Pancreatic ductal adenocarcinoma (PDAC) is among the deadliest cancers. When it metastasizes to the liver, prognosis collapses. Patients with pancreatic cancer also have some of the highest rates of blood clots and deep-vein thrombosis of any cancer type. Fishel's team wanted to determine whether the proteins involved in blood coagulation are actively driving the disease or are merely a byproduct of it.
Fibrin everywhere the tumor grows
Fibrinogen is a large protein produced by the liver that gets cleaved into fibrin after an injury, forming the structural scaffold of blood clots. In healthy pancreas tissue, the team found very little fibrin. On pancreatic tumor samples, fibrin was abundantly deposited.
Pancreatic tumors are notorious for their dense, fibrotic microenvironment, a stiff matrix of proteins and cancer-associated fibroblasts that surrounds and supports the tumor. Fibrin, it turns out, is a major component of this supportive scaffold. The question was whether removing it would change anything.
Two methods, same result
Using two different methods to deplete fibrinogen in mouse models, the researchers saw dramatic effects. Primary tumors grew smaller. Liver metastases, the event that most sharply worsens patient outcomes, were far fewer.
But the mechanism was not what you might initially guess. The team also tested whether fibrin circulating in the bloodstream was helping cancer cells establish new colonies after they had already left the pancreas. They used tumor models that produced metastases in the liver or lung, then depleted fibrinogen. There was no difference in metastatic growth at the distant sites.
This means the effect is local, not systemic. Something about the absence of fibrin at the primary tumor site changes the tumor cells themselves. They become either less likely to leave the pancreas or somehow unable to establish liver lesions once they do.
Returning to baseline, not to zero
The body needs fibrinogen to prevent excessive bleeding, so eliminating it entirely in patients is not an option. Fishel noted that fibrinogen levels are elevated in pancreatic cancer patients, and the therapeutic concept would be to return those levels to baseline rather than to deplete them completely. The team believes this could be clinically manageable.
The next steps involve combining fibrinogen-targeted approaches with chemotherapy or emerging pancreatic cancer therapies. In the mouse models, reducing fibrinogen delayed disease progression but did not constitute a cure. Understanding what fibrin turns on or off in the tumor could reveal combination strategies that make existing treatments more effective.
From clotting research to cancer target
The study used multiple tumor cell models, including two derived from IU patient samples developed by the cancer center's Pancreatic Cancer Working Group. It was conducted as part of the Pancreatic Cancer Stromal Reprogramming Consortium, a multi-site national collaboration.
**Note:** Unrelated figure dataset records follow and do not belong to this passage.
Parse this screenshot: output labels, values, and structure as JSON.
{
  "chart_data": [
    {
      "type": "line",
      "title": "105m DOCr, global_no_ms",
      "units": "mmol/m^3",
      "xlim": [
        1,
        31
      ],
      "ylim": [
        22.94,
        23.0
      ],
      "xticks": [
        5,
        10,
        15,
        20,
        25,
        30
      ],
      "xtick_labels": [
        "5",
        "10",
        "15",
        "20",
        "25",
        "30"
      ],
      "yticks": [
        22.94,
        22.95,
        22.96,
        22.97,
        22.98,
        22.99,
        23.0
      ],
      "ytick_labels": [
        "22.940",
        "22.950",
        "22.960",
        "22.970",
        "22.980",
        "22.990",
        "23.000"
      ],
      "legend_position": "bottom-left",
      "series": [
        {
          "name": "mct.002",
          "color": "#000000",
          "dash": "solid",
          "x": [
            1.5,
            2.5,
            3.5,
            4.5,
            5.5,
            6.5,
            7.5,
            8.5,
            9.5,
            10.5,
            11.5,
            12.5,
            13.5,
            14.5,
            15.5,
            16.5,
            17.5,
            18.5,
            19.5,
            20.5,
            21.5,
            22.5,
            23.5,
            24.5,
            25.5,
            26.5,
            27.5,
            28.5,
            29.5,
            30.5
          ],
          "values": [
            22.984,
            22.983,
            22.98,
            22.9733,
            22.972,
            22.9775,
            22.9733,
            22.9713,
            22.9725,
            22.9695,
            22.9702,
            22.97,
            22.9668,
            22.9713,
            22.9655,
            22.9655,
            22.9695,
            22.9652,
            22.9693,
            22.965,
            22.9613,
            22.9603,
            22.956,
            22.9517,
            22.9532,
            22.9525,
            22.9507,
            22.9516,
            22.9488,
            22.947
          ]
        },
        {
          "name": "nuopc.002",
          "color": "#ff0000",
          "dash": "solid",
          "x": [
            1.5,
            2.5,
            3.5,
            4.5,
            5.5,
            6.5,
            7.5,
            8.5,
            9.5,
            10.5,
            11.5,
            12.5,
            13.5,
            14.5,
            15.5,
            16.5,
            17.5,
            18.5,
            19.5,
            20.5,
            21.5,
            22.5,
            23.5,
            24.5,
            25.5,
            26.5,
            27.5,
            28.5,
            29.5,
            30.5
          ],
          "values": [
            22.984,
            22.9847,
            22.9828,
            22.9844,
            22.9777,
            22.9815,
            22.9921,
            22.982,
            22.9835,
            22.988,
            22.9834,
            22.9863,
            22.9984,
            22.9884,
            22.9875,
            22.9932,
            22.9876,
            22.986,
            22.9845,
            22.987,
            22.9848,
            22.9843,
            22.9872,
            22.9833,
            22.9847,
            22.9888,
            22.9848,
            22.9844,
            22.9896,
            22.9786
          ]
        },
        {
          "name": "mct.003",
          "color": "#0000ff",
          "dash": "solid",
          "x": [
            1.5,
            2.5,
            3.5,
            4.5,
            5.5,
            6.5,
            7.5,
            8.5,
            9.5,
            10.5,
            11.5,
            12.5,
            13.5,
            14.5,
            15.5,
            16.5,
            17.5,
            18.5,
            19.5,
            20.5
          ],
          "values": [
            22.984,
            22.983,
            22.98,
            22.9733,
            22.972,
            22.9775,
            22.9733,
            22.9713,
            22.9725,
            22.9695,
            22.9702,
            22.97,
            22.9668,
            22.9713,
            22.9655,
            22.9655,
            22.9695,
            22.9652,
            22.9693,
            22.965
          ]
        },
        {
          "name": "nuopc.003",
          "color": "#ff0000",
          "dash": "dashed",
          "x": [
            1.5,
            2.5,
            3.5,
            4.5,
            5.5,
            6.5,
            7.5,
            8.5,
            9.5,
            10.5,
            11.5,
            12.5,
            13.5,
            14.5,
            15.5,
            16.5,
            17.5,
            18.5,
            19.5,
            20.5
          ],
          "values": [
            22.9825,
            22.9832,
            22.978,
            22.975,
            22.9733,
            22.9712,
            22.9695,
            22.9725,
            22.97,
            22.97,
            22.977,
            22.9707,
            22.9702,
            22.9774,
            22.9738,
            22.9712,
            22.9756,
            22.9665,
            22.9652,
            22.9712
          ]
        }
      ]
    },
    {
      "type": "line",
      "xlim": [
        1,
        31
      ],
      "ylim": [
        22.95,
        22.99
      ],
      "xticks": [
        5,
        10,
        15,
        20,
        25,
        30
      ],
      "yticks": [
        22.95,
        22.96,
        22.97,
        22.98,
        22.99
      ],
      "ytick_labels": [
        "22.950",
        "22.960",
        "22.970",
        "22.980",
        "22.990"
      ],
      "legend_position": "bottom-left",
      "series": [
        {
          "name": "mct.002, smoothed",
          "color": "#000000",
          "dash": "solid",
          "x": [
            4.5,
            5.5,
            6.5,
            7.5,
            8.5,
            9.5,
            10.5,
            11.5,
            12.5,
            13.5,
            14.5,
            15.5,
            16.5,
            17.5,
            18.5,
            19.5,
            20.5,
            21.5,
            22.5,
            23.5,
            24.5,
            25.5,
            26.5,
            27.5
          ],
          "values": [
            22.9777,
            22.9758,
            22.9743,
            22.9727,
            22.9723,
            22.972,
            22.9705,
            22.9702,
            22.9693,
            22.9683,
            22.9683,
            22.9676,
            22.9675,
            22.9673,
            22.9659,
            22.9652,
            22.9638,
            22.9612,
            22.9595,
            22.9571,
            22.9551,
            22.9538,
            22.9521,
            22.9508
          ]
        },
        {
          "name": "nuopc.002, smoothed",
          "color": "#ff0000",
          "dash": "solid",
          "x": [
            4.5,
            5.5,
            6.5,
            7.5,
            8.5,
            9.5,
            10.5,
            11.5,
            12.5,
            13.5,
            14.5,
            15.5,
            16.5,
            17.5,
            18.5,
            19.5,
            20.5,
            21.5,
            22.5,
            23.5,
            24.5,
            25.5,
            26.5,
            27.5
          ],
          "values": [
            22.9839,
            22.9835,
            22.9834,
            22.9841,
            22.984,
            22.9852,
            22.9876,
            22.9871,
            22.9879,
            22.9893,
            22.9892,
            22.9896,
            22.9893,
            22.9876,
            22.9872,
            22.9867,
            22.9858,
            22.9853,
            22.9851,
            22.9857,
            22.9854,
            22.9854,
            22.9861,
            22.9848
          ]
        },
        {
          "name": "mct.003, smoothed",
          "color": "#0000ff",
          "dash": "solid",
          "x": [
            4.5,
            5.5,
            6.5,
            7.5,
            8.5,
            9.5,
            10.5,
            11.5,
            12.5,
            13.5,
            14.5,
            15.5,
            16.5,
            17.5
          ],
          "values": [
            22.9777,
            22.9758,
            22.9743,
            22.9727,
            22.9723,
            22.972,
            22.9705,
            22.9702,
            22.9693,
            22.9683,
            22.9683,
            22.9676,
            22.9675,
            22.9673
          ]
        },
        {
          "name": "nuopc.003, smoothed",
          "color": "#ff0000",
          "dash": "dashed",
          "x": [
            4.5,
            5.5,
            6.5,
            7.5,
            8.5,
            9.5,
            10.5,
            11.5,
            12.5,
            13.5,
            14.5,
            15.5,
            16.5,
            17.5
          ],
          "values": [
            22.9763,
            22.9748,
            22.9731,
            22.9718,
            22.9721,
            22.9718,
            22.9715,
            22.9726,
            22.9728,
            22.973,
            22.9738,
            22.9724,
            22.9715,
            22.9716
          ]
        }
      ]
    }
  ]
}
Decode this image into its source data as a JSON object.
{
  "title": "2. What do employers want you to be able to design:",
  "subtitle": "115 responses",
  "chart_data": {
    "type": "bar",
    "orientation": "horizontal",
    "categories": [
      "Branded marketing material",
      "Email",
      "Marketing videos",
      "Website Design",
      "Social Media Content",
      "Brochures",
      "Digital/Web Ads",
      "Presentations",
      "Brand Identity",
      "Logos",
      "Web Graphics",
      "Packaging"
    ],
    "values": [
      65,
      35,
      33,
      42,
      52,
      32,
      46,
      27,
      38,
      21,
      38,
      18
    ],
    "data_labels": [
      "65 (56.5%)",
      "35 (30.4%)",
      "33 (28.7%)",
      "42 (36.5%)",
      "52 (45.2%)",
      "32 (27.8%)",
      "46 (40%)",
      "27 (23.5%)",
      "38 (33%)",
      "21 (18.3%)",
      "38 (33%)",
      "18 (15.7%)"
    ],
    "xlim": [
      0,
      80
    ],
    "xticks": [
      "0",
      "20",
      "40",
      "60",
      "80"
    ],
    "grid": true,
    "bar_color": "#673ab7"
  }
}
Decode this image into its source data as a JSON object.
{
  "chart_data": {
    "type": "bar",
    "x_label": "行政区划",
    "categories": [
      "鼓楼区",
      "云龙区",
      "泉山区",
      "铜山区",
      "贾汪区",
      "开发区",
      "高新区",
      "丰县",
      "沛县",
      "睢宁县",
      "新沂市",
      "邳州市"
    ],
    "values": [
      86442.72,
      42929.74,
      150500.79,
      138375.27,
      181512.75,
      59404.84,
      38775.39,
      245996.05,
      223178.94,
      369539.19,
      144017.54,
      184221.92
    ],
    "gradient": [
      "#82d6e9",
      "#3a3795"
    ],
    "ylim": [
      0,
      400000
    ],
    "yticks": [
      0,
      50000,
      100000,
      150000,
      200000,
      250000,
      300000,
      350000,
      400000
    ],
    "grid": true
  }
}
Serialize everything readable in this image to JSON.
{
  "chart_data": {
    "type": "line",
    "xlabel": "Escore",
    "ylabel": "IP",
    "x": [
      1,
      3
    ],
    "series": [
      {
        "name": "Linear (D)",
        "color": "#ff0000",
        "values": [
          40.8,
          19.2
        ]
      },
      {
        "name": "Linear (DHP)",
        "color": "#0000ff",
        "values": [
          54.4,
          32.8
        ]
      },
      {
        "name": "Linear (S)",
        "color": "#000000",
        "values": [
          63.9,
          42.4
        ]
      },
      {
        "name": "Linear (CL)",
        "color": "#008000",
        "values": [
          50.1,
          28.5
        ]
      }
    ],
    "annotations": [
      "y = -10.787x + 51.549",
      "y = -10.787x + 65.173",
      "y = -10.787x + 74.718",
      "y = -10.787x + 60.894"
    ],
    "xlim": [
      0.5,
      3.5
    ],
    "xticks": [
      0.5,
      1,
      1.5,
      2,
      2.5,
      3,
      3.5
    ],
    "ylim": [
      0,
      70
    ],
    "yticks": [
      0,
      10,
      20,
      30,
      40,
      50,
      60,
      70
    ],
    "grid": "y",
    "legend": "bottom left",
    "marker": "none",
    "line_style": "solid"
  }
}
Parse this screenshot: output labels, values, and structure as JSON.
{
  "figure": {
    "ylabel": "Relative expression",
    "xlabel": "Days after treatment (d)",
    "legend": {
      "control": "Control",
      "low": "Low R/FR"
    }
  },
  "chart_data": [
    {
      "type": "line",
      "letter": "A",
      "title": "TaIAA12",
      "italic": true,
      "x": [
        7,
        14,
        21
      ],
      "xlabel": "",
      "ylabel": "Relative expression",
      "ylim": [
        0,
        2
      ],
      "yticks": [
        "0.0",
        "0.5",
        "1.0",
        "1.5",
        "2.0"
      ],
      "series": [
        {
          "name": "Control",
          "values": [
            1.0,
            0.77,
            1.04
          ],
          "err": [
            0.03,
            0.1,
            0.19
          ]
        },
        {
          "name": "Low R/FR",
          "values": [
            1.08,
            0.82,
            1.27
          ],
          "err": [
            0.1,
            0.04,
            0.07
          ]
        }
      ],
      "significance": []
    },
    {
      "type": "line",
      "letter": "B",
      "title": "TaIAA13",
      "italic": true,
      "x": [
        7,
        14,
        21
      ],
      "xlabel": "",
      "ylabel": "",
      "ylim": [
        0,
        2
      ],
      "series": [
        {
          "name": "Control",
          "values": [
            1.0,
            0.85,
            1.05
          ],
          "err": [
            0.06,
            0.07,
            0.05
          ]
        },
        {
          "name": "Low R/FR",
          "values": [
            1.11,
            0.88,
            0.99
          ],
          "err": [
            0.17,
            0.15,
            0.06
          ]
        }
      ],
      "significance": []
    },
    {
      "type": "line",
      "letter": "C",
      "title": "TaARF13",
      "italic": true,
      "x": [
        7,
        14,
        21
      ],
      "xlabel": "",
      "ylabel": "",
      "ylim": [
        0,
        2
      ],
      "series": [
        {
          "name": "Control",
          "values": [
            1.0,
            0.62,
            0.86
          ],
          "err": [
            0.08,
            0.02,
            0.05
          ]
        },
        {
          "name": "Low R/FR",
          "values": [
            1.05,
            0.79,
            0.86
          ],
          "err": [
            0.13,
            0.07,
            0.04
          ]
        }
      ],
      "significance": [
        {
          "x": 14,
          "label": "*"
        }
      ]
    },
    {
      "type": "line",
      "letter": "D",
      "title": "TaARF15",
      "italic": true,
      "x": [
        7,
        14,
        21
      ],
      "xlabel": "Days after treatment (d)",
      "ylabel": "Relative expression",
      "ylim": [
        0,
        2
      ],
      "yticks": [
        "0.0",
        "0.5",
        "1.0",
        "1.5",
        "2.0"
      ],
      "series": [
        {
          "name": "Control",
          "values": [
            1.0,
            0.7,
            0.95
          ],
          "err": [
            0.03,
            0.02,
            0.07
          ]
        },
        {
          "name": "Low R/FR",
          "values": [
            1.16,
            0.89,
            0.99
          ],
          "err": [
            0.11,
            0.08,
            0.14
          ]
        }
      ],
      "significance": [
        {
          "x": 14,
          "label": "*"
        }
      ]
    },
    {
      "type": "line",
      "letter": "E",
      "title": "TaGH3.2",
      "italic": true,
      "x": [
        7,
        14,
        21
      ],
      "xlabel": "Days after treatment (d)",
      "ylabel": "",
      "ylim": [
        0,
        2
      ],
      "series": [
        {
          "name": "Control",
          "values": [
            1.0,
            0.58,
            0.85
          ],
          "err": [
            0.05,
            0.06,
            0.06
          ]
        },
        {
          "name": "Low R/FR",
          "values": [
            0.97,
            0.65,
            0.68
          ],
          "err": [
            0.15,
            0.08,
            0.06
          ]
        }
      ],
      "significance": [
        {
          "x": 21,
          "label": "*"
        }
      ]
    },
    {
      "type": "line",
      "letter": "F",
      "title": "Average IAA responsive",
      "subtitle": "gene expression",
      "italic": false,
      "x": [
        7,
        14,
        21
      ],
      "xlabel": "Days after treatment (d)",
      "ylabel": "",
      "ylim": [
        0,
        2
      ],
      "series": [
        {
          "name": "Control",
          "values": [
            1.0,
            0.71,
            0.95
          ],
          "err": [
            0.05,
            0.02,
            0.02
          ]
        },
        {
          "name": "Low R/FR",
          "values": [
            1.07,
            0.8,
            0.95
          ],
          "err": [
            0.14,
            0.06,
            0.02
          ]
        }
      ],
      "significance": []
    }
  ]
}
The connection between clotting and cancer is not new. Clinicians have long observed that cancer patients are at elevated risk for thrombotic events. But most efforts have focused on anticoagulation to prevent clots, not on targeting the clotting proteins as a way to fight the tumor itself. The IU study opens a different angle: treating the tumor's structural support system.
Important caveats
This is preclinical work in mouse models. The leap from shrinking tumors in mice to effective therapy in human patients is long, uncertain, and littered with candidates that did not survive the transition. Mouse models of pancreatic cancer, while improved in recent years, do not perfectly replicate the complexity of human disease.
The study also does not explain the molecular mechanism by which the absence of fibrin changes tumor cell behavior. That is the focus of ongoing work. Without understanding the downstream signaling, it will be difficult to design drugs that specifically target the relevant pathway rather than broadly depleting a protein the body needs.
Still, for a cancer with a five-year survival rate that remains in the single digits, any new angle of attack is worth pursuing.